Backend: Python + FastAPI, async httpx to Claude / GPT / DeepSeek. A deterministic astrology engine, footrule + agreement matching, an autograder, and an MCP server. 40 passing tests.
Frontend: React + Vite + TypeScript. Five bespoke layouts (not recolors): a woodblock almanac, a celestial natal-chart oracle, a brutalist court docket, a zen-ink scroll, and a modern glass dashboard. Real provider brand SVGs, Recharts, Framer Motion.
Deploy: Vercel (FastAPI serverless + static SPA), runs keyless from committed seed data.
Built start-to-finish with Claude Code.

Challenges we ran into

Making models commit — they're tuned to hedge, so we force strict JSON verdicts with no abstaining.

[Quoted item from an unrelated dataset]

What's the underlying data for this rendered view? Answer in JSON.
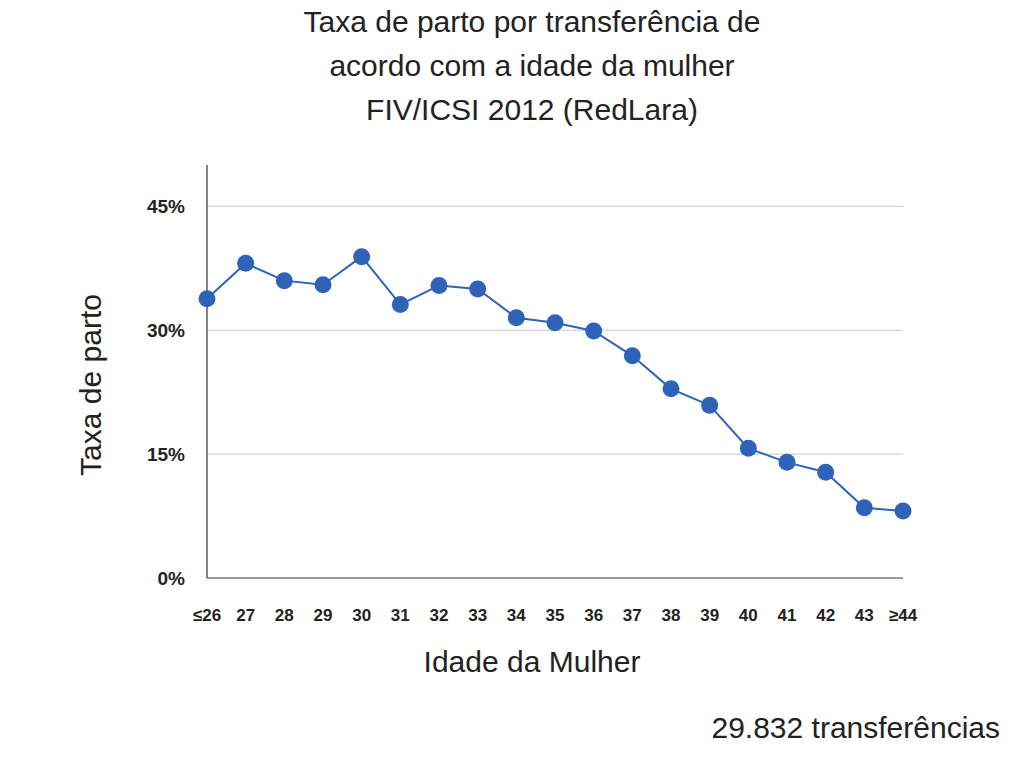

Separating honest measurement from noise (a held-out set keeps "alignment" from becoming flattery). Building five real layouts rather than five palettes. And provider quirks: Codex needs the Responses API, Opus rejects temperature, GPT-5 and DeepSeek-v4 are reasoners.

Accomplishments that we're proud of

Five genuinely distinct, animated UIs; a real personal eval harness with a held-out honesty guardrail; an MCP surface; 12-language support; and a keyless public deploy judges can click.

What we learned

Models hedge unless you constrain them; small daily benchmarks are mostly noise unless you're honest about it; and a fun skin can carry a serious idea — model value-alignment — further than a dry chart.

What's next

Crowdsource the daily probe so nobody pays the full token cost, hunt for real weekly periodicity near quota resets, add Gemini / Qwen / Grok live, and expand the harmonize loop.